Sources told the news site that there had been efforts to mediate between Netanyahu and Gilad Sharon, who have had fraught relations, but Likud sources have expressed doubt over the possibility of such reconciliation.

Sharon denied the contacts and said he hasn’t recently been in touch with Netanyahu or any of his representatives.

Gilad Sharon, son of former prime minister Ariel Sharon, at a cultural event in Holon, January 28, 2017 (Flash90)

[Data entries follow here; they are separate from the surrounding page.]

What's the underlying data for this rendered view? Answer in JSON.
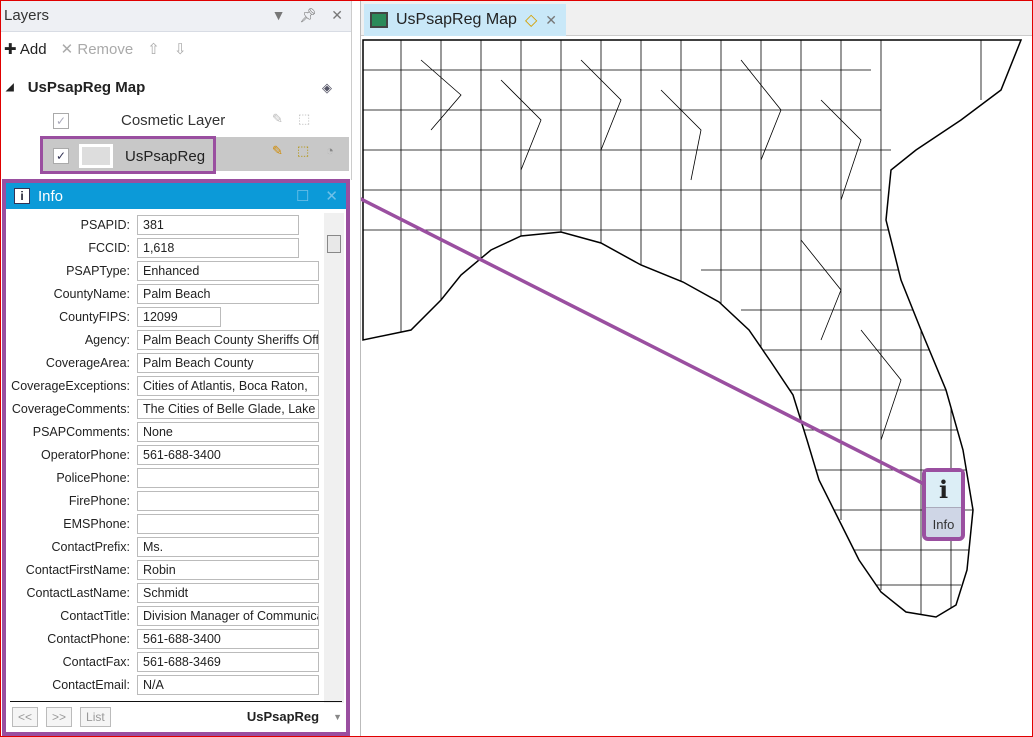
{
  "layers_panel": {
    "title": "Layers",
    "toolbar": {
      "add": "Add",
      "remove": "Remove"
    },
    "map_name": "UsPsapReg Map",
    "layers": [
      {
        "name": "Cosmetic Layer",
        "checked": true
      },
      {
        "name": "UsPsapReg",
        "checked": true,
        "selected": true
      }
    ]
  },
  "info_panel": {
    "title": "Info",
    "fields": [
      {
        "label": "PSAPID:",
        "value": "381",
        "w": "short"
      },
      {
        "label": "FCCID:",
        "value": "1,618",
        "w": "short"
      },
      {
        "label": "PSAPType:",
        "value": "Enhanced"
      },
      {
        "label": "CountyName:",
        "value": "Palm Beach"
      },
      {
        "label": "CountyFIPS:",
        "value": "12099",
        "w": "tiny"
      },
      {
        "label": "Agency:",
        "value": "Palm Beach County Sheriffs Office"
      },
      {
        "label": "CoverageArea:",
        "value": "Palm Beach County"
      },
      {
        "label": "CoverageExceptions:",
        "value": "Cities of Atlantis, Boca Raton,"
      },
      {
        "label": "CoverageComments:",
        "value": "The Cities of Belle Glade, Lake"
      },
      {
        "label": "PSAPComments:",
        "value": "None"
      },
      {
        "label": "OperatorPhone:",
        "value": "561-688-3400"
      },
      {
        "label": "PolicePhone:",
        "value": ""
      },
      {
        "label": "FirePhone:",
        "value": ""
      },
      {
        "label": "EMSPhone:",
        "value": ""
      },
      {
        "label": "ContactPrefix:",
        "value": "Ms."
      },
      {
        "label": "ContactFirstName:",
        "value": "Robin"
      },
      {
        "label": "ContactLastName:",
        "value": "Schmidt"
      },
      {
        "label": "ContactTitle:",
        "value": "Division Manager of Communications"
      },
      {
        "label": "ContactPhone:",
        "value": "561-688-3400"
      },
      {
        "label": "ContactFax:",
        "value": "561-688-3469"
      },
      {
        "label": "ContactEmail:",
        "value": "N/A"
      }
    ],
    "footer": {
      "prev": "<<",
      "next": ">>",
      "list": "List",
      "layer": "UsPsapReg"
    }
  },
  "map_view": {
    "tab_title": "UsPsapReg Map",
    "info_tool_label": "Info",
    "info_tool_glyph": "i"
  },
  "colors": {
    "highlight": "#9a4fa0",
    "info_header": "#0c9ad8"
  }
}
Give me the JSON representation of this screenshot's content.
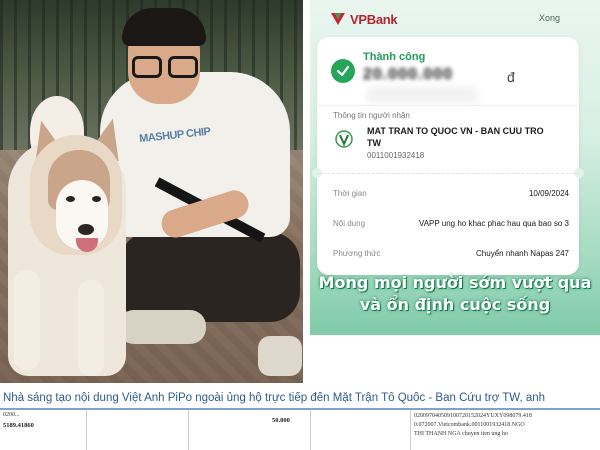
{
  "bank_app": {
    "brand": "VPBank",
    "close_label": "Xong",
    "status": "Thành công",
    "amount": "20.000.000",
    "currency": "đ",
    "recipient_section_label": "Thông tin người nhận",
    "recipient_name": "MAT TRAN TO QUOC VN - BAN CUU TRO TW",
    "recipient_account": "0011001932418",
    "time_label": "Thời gian",
    "time_value": "10/09/2024",
    "content_label": "Nội dung",
    "content_value": "VAPP ung ho khac phac hau qua bao so 3",
    "method_label": "Phương thức",
    "method_value": "Chuyển nhanh Napas 247",
    "accent_green": "#27a65a",
    "brand_red": "#b52431"
  },
  "overlay_caption": "Mong mọi người sớm vượt qua và ổn định cuộc sống",
  "headline": "Nhà sáng tạo nội dung Việt Anh PiPo ngoài ủng hộ trực tiếp đến Mặt Trận Tổ Quốc - Ban Cứu trợ TW, anh",
  "statement": {
    "ref_small": "0200...",
    "doc_no": "5189.41860",
    "amount": "50.000",
    "desc_line1": "020097040509100720152024YUXY098079.418",
    "desc_line2": "0.072007.Vietcombank.0011001932418.NGO",
    "desc_line3": "THI THANH NGA chuyen tien ung ho"
  },
  "photo": {
    "shirt_print": "MASHUP CHIP"
  }
}
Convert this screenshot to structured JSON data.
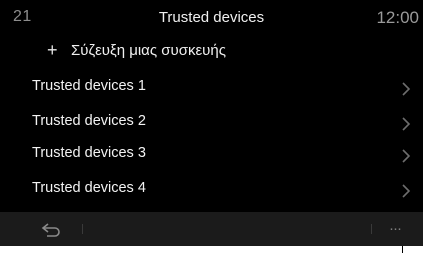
{
  "status": {
    "temperature": "21",
    "title": "Trusted devices",
    "time": "12:00"
  },
  "pair": {
    "icon": "plus-icon",
    "label": "Σύζευξη μιας συσκευής"
  },
  "devices": [
    {
      "label": "Trusted devices 1"
    },
    {
      "label": "Trusted devices 2"
    },
    {
      "label": "Trusted devices 3"
    },
    {
      "label": "Trusted devices 4"
    }
  ],
  "bottombar": {
    "back_icon": "back-icon",
    "more_label": "···"
  },
  "colors": {
    "background": "#000000",
    "bottombar": "#1b1b1b",
    "text": "#f0f0f0",
    "muted": "#8d8d8d"
  }
}
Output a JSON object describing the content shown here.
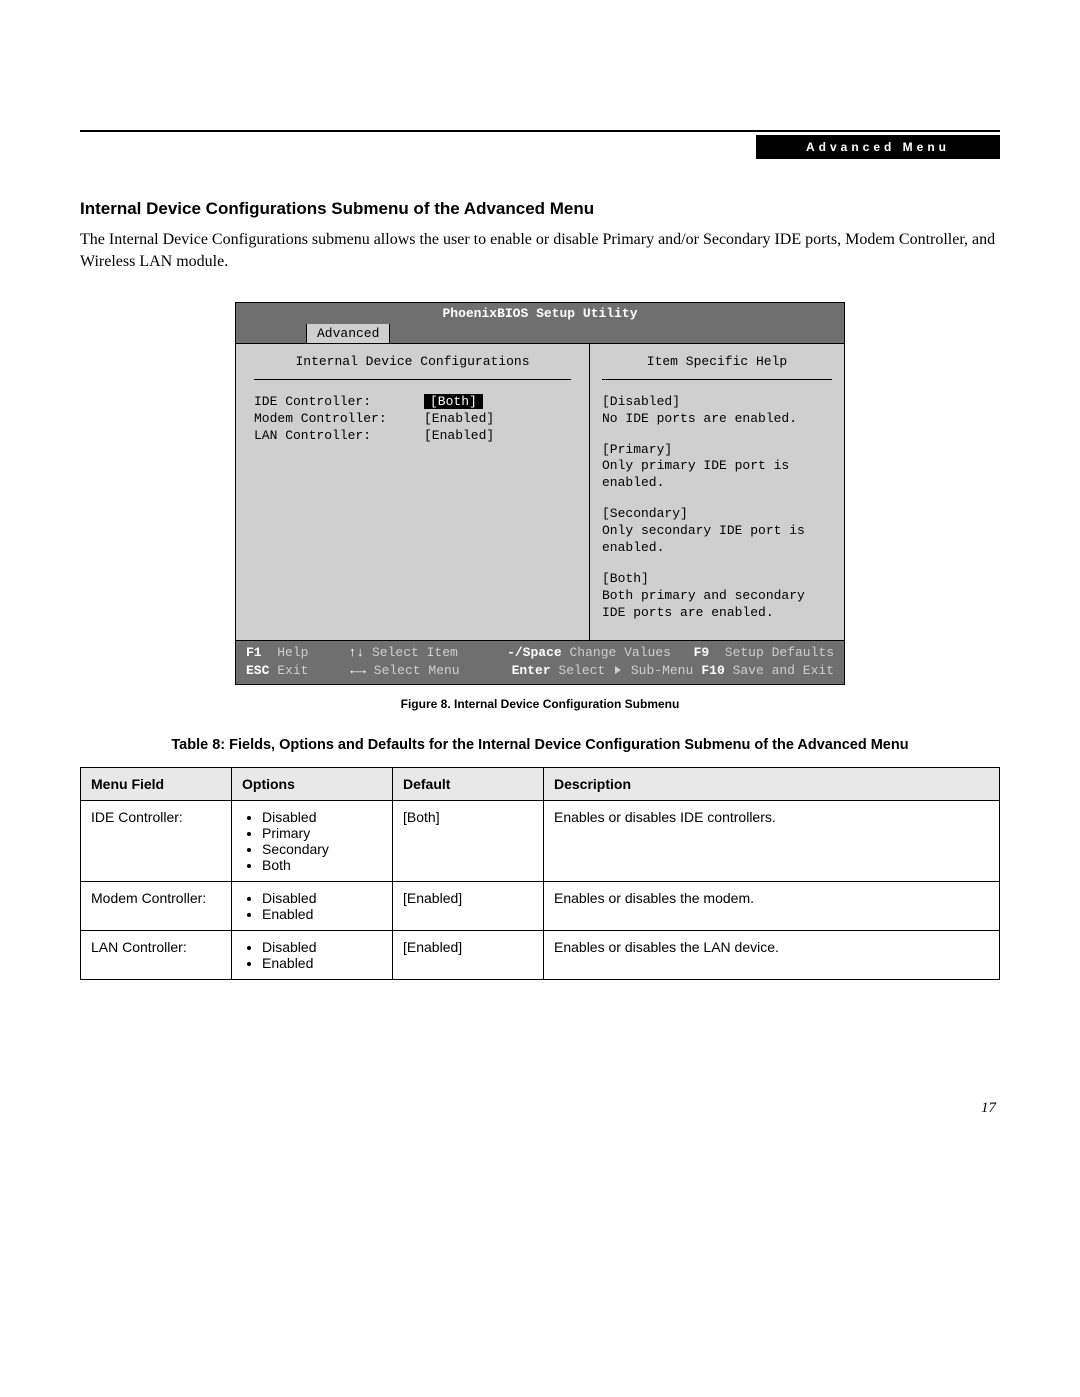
{
  "header": {
    "chip": "Advanced Menu"
  },
  "section": {
    "heading": "Internal Device Configurations Submenu of the Advanced Menu",
    "paragraph": "The Internal Device Configurations submenu allows the user to enable or disable Primary and/or Secondary IDE ports, Modem Controller, and Wireless LAN module."
  },
  "bios": {
    "title": "PhoenixBIOS Setup Utility",
    "tab": "Advanced",
    "panel_title_left": "Internal Device Configurations",
    "panel_title_right": "Item Specific Help",
    "rows": [
      {
        "label": "IDE Controller:",
        "value": "[Both]",
        "selected": true
      },
      {
        "label": "Modem Controller:",
        "value": "[Enabled]",
        "selected": false
      },
      {
        "label": "LAN Controller:",
        "value": "[Enabled]",
        "selected": false
      }
    ],
    "help": [
      {
        "tag": "[Disabled]",
        "text": "No IDE ports are enabled."
      },
      {
        "tag": "[Primary]",
        "text": "Only primary IDE port is enabled."
      },
      {
        "tag": "[Secondary]",
        "text": "Only secondary IDE port is enabled."
      },
      {
        "tag": "[Both]",
        "text": "Both primary and secondary IDE ports are enabled."
      }
    ],
    "footer": {
      "r1": {
        "k1": "F1",
        "d1": "Help",
        "k2": "↑↓",
        "d2": "Select Item",
        "k3": "-/Space",
        "d3": "Change Values",
        "k4": "F9",
        "d4": "Setup Defaults"
      },
      "r2": {
        "k1": "ESC",
        "d1": "Exit",
        "k2": "←→",
        "d2": "Select Menu",
        "k3": "Enter",
        "d3": "Select ▶ Sub-Menu",
        "k4": "F10",
        "d4": "Save and Exit"
      }
    }
  },
  "figure_caption": "Figure 8.  Internal Device Configuration Submenu",
  "table_caption": "Table 8: Fields, Options and Defaults for the Internal Device Configuration Submenu of the Advanced Menu",
  "table": {
    "headers": {
      "menu_field": "Menu Field",
      "options": "Options",
      "default": "Default",
      "description": "Description"
    },
    "rows": [
      {
        "menu_field": "IDE Controller:",
        "options": [
          "Disabled",
          "Primary",
          "Secondary",
          "Both"
        ],
        "default": "[Both]",
        "description": "Enables or disables IDE controllers."
      },
      {
        "menu_field": "Modem Controller:",
        "options": [
          "Disabled",
          "Enabled"
        ],
        "default": "[Enabled]",
        "description": "Enables or disables the modem."
      },
      {
        "menu_field": "LAN Controller:",
        "options": [
          "Disabled",
          "Enabled"
        ],
        "default": "[Enabled]",
        "description": "Enables or disables the LAN device."
      }
    ]
  },
  "page_number": "17"
}
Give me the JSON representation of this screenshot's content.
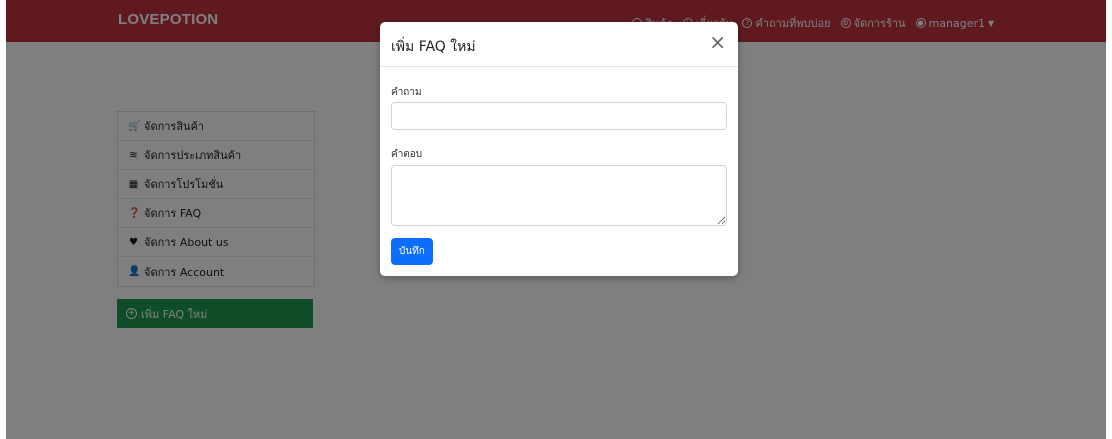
{
  "navbar": {
    "brand": "LOVEPOTION",
    "links": [
      {
        "label": "สินค้า",
        "icon": "store-icon"
      },
      {
        "label": "เกี่ยวกับ",
        "icon": "info-icon"
      },
      {
        "label": "คำถามที่พบบ่อย",
        "icon": "question-icon"
      },
      {
        "label": "จัดการร้าน",
        "icon": "gear-icon"
      },
      {
        "label": "manager1",
        "icon": "user-icon"
      }
    ]
  },
  "sidebar": {
    "items": [
      {
        "label": "จัดการสินค้า",
        "icon": "cart-icon"
      },
      {
        "label": "จัดการประเภทสินค้า",
        "icon": "layers-icon"
      },
      {
        "label": "จัดการโปรโมชั่น",
        "icon": "gift-icon"
      },
      {
        "label": "จัดการ FAQ",
        "icon": "question-circle-icon"
      },
      {
        "label": "จัดการ About us",
        "icon": "heart-icon"
      },
      {
        "label": "จัดการ Account",
        "icon": "user-icon"
      }
    ],
    "add_button": "เพิ่ม FAQ ใหม่"
  },
  "modal": {
    "title": "เพิ่ม FAQ ใหม่",
    "close": "×",
    "question_label": "คำถาม",
    "question_value": "",
    "answer_label": "คำตอบ",
    "answer_value": "",
    "save_label": "บันทึก"
  },
  "colors": {
    "navbar": "#c0343f",
    "add_button": "#1c9a4f",
    "save_button": "#0d6efd"
  }
}
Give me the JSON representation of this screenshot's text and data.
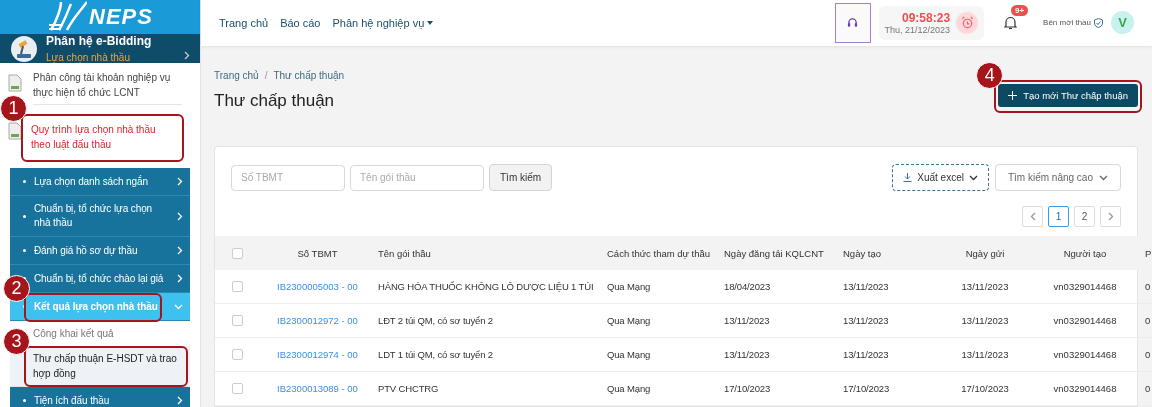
{
  "sidebar": {
    "logo_text": "NEPS",
    "module": {
      "title": "Phân hệ e-Bidding",
      "subtitle": "Lựa chọn nhà thầu"
    },
    "items": [
      {
        "kind": "page",
        "label": "Phân công tài khoản nghiệp vụ thực hiện tổ chức LCNT",
        "selected": false
      },
      {
        "kind": "page",
        "label": "Quy trình lựa chọn nhà thầu theo luật đấu thầu",
        "selected": true,
        "callout": "1"
      },
      {
        "kind": "group",
        "label": "Lựa chọn danh sách ngắn",
        "expanded": false
      },
      {
        "kind": "group",
        "label": "Chuẩn bị, tổ chức lựa chọn nhà thầu",
        "expanded": false
      },
      {
        "kind": "group",
        "label": "Đánh giá hồ sơ dự thầu",
        "expanded": false
      },
      {
        "kind": "group",
        "label": "Chuẩn bị, tổ chức chào lại giá",
        "expanded": false
      },
      {
        "kind": "group",
        "label": "Kết quả lựa chọn nhà thầu",
        "expanded": true,
        "callout": "2",
        "children": [
          {
            "label": "Công khai kết quả",
            "selected": false
          },
          {
            "label": "Thư chấp thuận E-HSDT và trao hợp đồng",
            "selected": true,
            "callout": "3"
          }
        ]
      },
      {
        "kind": "group",
        "label": "Tiện ích đấu thầu",
        "expanded": false
      }
    ]
  },
  "topbar": {
    "nav": [
      {
        "label": "Trang chủ",
        "dropdown": false
      },
      {
        "label": "Báo cáo",
        "dropdown": false
      },
      {
        "label": "Phân hệ nghiệp vụ",
        "dropdown": true
      }
    ],
    "clock": {
      "time": "09:58:23",
      "date": "Thu, 21/12/2023"
    },
    "notifications": {
      "badge": "9+"
    },
    "user": {
      "role": "Bên mời thầu",
      "avatar": "V"
    }
  },
  "page": {
    "breadcrumb": [
      "Trang chủ",
      "Thư chấp thuận"
    ],
    "breadcrumb_separator": "/",
    "title": "Thư chấp thuận",
    "create_button": {
      "label": "Tạo mới Thư chấp thuận",
      "callout": "4"
    }
  },
  "filters": {
    "fields": [
      {
        "placeholder": "Số TBMT"
      },
      {
        "placeholder": "Tên gói thầu"
      }
    ],
    "search_button": "Tìm kiếm",
    "export_button": "Xuất excel",
    "advanced_button": "Tìm kiếm nâng cao"
  },
  "pagination": [
    {
      "label": "1",
      "selected": true
    },
    {
      "label": "2",
      "selected": false
    }
  ],
  "table": {
    "all_checked": false,
    "columns": [
      "Số TBMT",
      "Tên gói thầu",
      "Cách thức tham dự thầu",
      "Ngày đăng tải KQLCNT",
      "Ngày tạo",
      "Ngày gửi",
      "Người tạo",
      "P"
    ],
    "rows": [
      {
        "checked": false,
        "cells": [
          "IB2300005003 - 00",
          "HÀNG HÓA THUỐC KHÔNG LÔ DƯỢC LIỆU 1 TÚI",
          "Qua Mạng",
          "18/04/2023",
          "13/11/2023",
          "13/11/2023",
          "vn0329014468",
          "0"
        ]
      },
      {
        "checked": false,
        "cells": [
          "IB2300012972 - 00",
          "LĐT 2 túi QM, có sơ tuyển 2",
          "Qua Mạng",
          "13/11/2023",
          "13/11/2023",
          "13/11/2023",
          "vn0329014468",
          "0"
        ]
      },
      {
        "checked": false,
        "cells": [
          "IB2300012974 - 00",
          "LDT 1 túi QM, có sơ tuyển 2",
          "Qua Mạng",
          "13/11/2023",
          "13/11/2023",
          "13/11/2023",
          "vn0329014468",
          "0"
        ]
      },
      {
        "checked": false,
        "cells": [
          "IB2300013089 - 00",
          "PTV CHCTRG",
          "Qua Mạng",
          "17/10/2023",
          "17/10/2023",
          "17/10/2023",
          "vn0329014468",
          "0"
        ]
      }
    ]
  }
}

Last year, Netanyahu refused to grant an exception allowing Sharon to run in the Likud primaries, as he was several months short of the three years of membership required to be eligible to run for a post on the slate — though Minister Yoav Gallant was exempted from the requirement after defecting from the Kulanu party.

According to recent television polls, Netanyahu and his ultra-Orthodox allies will fall short of a majority in the new elections, even if the national-religious Yamina joins them, though Sa’ar also has no clear path to forming a government without Likud.

Sa’ar on Sunday night doubled down on his pledge that he would not join a Netanyahu-led government.

“I intend to replace Netanyahu… Under no scenario will I join a government led by him, because his continued rule is contrary to the good of the state and we won’t compromise on that,” Sa’ar said in an interview with Channel 13.

Elections were called last week after the power-sharing government of Likud and Blue and White failed to agree on a budget by a December 23 deadline. They are set to take place on March 23, 2021.